From my experience traveling here, I've learned that it's all about control of land. That's the crux of the problem between Israelis and Palestinians, and symbols of that ongoing struggle are everywhere. Israelis are developing settlements -- secure and fortified communities on the tops of hills -- and, in doing so, are reaching far into internationally recognized Palestinian territory.
Supporters of these settlements make the case that developing this land is justified because the land was unused, and because the language of the treaty designating it Palestinian was open-ended ("until a final status agreement is reached"). And many Jews (and Evangelical Christians who are inclined to support them) believe it is God's will that they occupy Biblical "Judea and Samaria," which is what they call the West Bank. I chatted with several settlers to get their perspectives.

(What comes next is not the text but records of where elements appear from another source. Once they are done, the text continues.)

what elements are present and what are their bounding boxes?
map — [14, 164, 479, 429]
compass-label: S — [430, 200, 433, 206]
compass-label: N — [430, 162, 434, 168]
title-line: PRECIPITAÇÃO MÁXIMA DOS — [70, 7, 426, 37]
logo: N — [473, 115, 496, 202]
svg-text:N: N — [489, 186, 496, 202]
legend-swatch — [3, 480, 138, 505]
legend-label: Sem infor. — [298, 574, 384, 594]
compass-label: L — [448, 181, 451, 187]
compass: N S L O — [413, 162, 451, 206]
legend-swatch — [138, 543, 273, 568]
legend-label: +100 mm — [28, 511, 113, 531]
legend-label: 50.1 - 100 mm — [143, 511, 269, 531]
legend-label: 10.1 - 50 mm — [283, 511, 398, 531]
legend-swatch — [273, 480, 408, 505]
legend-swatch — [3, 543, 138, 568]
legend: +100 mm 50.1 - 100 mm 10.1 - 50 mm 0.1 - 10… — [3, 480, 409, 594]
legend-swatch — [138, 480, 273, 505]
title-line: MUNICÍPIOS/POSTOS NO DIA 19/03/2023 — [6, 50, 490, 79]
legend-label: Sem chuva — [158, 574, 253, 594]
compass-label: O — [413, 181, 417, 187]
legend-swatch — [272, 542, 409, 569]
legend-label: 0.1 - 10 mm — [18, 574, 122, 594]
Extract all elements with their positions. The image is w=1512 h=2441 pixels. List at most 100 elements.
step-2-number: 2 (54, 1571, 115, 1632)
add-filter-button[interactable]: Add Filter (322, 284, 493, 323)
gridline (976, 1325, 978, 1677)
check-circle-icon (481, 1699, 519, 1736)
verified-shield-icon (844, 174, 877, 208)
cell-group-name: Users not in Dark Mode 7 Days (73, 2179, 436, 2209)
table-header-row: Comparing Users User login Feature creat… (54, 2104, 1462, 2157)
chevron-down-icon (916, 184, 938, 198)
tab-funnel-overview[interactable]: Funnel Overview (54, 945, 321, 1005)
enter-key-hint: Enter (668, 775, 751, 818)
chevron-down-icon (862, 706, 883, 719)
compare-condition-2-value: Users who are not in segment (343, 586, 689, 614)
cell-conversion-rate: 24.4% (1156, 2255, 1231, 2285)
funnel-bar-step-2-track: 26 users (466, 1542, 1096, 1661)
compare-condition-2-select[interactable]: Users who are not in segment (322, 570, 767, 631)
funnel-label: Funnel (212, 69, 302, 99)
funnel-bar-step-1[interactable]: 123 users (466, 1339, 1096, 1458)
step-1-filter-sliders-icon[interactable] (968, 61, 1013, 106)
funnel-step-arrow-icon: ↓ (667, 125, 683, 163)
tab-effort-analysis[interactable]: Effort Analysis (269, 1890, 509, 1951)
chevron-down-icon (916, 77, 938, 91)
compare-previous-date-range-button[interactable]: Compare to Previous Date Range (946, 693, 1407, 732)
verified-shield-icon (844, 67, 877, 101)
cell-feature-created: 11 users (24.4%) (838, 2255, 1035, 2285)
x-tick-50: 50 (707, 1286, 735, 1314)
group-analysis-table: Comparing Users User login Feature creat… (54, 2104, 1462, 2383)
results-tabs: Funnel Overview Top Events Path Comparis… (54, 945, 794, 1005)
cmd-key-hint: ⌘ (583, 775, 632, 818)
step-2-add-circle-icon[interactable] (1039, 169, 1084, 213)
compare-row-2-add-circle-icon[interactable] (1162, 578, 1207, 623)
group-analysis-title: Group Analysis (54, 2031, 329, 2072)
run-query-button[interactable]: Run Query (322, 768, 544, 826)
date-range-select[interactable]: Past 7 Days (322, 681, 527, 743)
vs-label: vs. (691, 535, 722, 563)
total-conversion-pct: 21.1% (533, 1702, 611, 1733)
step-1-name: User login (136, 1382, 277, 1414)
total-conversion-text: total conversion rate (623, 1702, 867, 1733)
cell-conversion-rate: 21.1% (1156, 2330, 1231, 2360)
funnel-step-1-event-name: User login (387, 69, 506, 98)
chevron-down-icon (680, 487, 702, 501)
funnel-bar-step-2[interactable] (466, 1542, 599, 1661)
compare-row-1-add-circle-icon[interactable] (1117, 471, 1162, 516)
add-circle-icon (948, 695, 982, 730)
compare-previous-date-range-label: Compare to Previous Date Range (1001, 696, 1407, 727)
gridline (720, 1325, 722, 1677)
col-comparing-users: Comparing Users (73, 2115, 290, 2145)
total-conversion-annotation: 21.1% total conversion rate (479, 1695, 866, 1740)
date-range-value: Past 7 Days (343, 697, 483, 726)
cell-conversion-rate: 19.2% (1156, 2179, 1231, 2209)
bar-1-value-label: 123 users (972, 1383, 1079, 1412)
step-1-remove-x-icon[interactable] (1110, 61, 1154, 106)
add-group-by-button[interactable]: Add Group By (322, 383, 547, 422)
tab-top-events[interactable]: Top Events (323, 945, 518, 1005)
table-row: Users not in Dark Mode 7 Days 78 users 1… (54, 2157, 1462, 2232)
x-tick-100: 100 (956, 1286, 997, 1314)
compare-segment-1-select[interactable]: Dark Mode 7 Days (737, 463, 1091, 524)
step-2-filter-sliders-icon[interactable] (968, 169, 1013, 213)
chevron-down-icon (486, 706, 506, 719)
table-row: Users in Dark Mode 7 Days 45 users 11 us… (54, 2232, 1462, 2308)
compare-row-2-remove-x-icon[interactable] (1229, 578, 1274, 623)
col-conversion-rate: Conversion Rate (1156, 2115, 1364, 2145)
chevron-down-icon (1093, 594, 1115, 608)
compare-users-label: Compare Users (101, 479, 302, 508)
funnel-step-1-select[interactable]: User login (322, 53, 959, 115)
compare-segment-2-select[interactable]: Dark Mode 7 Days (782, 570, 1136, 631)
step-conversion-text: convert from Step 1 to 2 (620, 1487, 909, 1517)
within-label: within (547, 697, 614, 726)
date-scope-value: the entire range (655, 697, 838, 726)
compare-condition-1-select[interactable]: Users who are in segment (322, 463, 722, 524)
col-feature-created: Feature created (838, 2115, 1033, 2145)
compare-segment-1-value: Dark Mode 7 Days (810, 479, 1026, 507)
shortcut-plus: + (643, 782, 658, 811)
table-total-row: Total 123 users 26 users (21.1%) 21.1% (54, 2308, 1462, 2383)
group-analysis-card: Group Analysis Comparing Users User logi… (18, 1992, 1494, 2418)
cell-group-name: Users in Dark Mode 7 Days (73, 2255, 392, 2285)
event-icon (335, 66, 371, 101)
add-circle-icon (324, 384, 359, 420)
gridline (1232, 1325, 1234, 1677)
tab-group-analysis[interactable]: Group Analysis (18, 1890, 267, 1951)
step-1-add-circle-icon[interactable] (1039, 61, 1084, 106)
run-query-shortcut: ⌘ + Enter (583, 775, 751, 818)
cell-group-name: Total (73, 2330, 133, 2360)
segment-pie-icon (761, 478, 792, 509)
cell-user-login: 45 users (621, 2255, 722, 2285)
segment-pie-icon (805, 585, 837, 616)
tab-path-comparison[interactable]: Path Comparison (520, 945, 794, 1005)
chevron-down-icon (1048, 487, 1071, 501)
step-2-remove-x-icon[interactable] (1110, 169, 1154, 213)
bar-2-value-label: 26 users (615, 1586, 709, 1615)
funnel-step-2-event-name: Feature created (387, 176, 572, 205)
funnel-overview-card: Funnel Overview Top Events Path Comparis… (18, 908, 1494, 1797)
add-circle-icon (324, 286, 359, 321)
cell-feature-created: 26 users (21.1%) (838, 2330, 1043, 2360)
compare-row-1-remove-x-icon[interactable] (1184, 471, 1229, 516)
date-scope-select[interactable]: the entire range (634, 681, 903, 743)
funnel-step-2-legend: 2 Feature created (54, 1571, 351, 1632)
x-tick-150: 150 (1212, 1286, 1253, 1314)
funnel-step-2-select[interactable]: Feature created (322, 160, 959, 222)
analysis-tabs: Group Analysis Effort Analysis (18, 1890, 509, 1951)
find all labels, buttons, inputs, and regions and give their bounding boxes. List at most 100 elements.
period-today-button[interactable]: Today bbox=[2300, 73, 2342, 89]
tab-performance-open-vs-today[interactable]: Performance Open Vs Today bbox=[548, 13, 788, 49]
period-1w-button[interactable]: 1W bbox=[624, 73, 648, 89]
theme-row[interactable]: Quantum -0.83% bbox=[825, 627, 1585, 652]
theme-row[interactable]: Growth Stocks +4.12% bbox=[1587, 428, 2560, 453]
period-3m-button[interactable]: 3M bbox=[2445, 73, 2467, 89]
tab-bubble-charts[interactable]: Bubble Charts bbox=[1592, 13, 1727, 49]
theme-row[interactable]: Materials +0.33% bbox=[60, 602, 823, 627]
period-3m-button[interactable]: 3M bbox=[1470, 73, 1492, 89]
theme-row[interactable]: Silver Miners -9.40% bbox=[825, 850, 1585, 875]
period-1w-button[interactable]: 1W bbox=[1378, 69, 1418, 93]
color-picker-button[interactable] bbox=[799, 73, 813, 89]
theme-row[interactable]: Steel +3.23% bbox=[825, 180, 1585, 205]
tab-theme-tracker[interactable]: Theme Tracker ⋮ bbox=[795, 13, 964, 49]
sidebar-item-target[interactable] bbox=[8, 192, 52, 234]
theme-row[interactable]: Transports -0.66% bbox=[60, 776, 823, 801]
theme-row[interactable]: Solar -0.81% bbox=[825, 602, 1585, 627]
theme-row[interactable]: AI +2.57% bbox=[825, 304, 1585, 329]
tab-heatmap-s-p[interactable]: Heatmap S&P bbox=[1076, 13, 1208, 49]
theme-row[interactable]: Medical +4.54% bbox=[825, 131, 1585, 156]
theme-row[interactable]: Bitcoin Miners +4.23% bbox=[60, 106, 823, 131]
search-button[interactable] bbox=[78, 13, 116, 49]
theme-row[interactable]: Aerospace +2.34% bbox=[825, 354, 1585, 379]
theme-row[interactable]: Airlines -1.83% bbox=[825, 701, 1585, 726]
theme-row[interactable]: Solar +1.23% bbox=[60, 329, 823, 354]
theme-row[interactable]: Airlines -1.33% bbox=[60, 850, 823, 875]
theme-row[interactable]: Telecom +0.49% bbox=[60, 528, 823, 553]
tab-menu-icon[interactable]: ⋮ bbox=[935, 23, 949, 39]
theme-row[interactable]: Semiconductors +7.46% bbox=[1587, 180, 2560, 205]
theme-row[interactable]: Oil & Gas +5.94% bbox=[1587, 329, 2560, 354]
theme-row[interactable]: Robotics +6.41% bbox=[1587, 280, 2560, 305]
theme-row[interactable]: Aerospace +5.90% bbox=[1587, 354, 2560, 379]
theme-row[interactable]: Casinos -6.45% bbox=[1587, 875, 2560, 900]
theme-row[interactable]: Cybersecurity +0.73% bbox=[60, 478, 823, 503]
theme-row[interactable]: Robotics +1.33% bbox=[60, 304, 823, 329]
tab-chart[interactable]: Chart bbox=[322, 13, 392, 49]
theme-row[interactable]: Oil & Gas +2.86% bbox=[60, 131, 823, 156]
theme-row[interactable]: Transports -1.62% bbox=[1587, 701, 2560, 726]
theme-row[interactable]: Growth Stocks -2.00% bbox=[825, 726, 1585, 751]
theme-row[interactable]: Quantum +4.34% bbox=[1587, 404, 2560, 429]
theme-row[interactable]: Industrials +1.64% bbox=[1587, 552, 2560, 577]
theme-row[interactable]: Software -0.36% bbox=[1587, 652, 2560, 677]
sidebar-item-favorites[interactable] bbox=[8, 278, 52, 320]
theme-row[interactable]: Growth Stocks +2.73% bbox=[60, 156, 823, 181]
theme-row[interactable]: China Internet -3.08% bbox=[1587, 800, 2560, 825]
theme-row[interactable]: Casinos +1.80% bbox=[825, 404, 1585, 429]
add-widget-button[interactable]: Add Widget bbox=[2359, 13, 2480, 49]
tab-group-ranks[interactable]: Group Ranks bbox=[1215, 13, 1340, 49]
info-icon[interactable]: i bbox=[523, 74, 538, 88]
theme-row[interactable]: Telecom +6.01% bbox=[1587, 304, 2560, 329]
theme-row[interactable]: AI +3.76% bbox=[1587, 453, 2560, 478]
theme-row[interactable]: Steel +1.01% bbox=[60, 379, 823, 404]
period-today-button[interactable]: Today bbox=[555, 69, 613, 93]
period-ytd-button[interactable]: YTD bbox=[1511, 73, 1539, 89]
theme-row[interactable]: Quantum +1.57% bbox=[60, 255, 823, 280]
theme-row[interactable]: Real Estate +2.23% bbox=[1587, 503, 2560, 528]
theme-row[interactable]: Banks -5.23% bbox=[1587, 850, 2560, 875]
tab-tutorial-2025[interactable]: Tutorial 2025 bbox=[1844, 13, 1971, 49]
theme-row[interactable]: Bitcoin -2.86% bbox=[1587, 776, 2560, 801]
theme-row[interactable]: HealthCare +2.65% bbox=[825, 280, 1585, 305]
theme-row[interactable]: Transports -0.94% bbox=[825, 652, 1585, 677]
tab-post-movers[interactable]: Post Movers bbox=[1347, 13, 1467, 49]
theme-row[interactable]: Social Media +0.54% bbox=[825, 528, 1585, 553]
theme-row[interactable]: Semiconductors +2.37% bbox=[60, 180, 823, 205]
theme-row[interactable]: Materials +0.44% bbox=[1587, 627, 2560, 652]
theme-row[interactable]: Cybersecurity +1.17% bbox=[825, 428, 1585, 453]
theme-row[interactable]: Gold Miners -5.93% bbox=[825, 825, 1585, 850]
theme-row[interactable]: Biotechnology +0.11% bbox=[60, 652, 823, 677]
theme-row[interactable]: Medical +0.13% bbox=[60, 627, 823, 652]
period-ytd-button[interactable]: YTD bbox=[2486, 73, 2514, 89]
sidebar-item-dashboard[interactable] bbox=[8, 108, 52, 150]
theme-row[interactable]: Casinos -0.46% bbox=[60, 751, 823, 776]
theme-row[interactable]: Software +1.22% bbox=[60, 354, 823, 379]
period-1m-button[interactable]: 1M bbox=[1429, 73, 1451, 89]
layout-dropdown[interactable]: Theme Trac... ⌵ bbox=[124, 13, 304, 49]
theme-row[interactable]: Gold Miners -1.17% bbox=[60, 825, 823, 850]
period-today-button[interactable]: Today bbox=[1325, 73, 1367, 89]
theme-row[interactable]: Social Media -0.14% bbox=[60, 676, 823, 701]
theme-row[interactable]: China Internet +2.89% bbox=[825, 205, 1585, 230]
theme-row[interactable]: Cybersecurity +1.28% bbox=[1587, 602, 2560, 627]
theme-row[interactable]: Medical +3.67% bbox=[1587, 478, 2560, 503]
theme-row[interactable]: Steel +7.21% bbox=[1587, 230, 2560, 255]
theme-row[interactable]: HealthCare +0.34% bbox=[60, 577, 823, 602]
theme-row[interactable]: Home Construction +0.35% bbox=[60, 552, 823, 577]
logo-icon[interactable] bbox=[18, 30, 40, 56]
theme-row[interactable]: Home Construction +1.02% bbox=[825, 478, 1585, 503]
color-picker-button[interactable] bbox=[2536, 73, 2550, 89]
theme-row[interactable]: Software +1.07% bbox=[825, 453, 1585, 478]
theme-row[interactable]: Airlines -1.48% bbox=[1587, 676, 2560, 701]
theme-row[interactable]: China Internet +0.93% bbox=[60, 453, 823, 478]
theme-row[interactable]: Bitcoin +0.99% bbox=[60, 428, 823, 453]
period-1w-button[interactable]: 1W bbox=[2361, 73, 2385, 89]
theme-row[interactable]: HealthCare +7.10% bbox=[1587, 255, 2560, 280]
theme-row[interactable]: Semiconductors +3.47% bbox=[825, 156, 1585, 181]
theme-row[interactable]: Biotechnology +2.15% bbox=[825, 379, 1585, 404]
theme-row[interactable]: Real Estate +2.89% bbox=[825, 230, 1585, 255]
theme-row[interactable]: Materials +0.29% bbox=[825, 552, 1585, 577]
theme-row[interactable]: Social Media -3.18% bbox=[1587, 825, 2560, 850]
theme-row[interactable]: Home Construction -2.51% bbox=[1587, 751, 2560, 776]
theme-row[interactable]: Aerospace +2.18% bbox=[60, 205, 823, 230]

Terminology is a delicate dance in the Holy Land, and settlers (who don't refer to themselves as that) have their own strict vocabulary. In the ongoing debate, many in Israel make the case that "Palestinians" are actually Jordanians, and that the word "Palestine" comes from the ancient Philistines -- a completely different race from the Mediterranean. (It occurred to me that you could attempt to discredit the plight of our "Indians" in a similar way.)
Across the West Bank, hilltops have sprouted tidy Lego-like communities...little boxes on a hillside. From a distance, you can easily distinguish Israeli developments (cookie-cutter, with uniform red-tile roofs, like these) from higgledy-piggledy Palestinian ones.
Over half a million Israeli Jews now live in settlements in the West Bank. These planned and secure communities come with all the comforts. And, with Israeli government subsidies for housing and transportation, young Jewish families can afford to live here and commute back to Israel proper. For many, it's a deal too good to refuse.
I enjoyed meeting and interviewing this smart couple who are raising 10 children in one of Israel's biggest and most modern settlements. Chatting in a café at their mall, they explained how the settlements make perfect sense to them. They acknowledged that the rest of the world may not like it (referring to the "rest of the world" as just another opinion). Describing their community as a "city" rather than a "settlement," they were clearly thankful to have a place to raise their children according to their values in a secure and affordable environment.
I enjoyed a beer and a chat with this resident of a simple and rustic settlement in the Jordan River Valley. He said he was here not as a Zionist staking Jewish claim to a land the Bible promised them, and not because attractive government subsidies made it economical, but because it was quiet and offered his young family a back-to-nature home with wonderful neighbors. "You never see the stars in Tel Aviv like we do here," he told me.
In another settlement, I met a 24-year-old man who just bought his house and was thrilled to invite us in. He and his buddy gave us an interview on their balcony with a vast and unpopulated view. They made the same claim I'd heard from other residents of these settlements: The land was going unused anyway, so why shouldn't industrious Israeli Jews develop it? They can pump in water from desalination plants and build a slick freeway infrastructure to provide a fine place for people to live. When I asked these young men if there's a good and peaceful future in this region, I was struck by how matter-of-factly they said, "Only if the Palestinians move east across the Jordan River and into the country of Jordan."
Spending time in Israeli settlements built in the last decade or so in the West Bank, on Leave It To Beaver streets under the red-tile roofs of cookie-cutter homes, I felt as if I were in California. Gangs of happy-go-lucky children on their bikes were eager to befriend me, and there was a relaxed vibe.
With a Palestinian car, we couldn't drive into this community. Walking to the gate of the settlement with our crew and a big camera, I asked, "Can we enter?" The guard said, "Why not? It's a free country." The guard next to him added, "God bless the American dollar." As we were leaving, he said, "Enjoy your economy." For some reason, I found myself pondering that odd farewell for the rest of the day.
Just like Palestinians have their political art, Israelis do, too. But it's a little prettier. Decorating the parking lot of a settlement shopping mall, this mural shows the father of Zionism, Theodor Herzl (who, in the 19th century, was instrumental in establishing the notion that the Diaspora Jews scattered around the world since A.D. 70 are destined to have a Jewish homeland in the Holy Land with Jerusalem as its capital). The Hebrew here says, essentially, "Let the dream come true."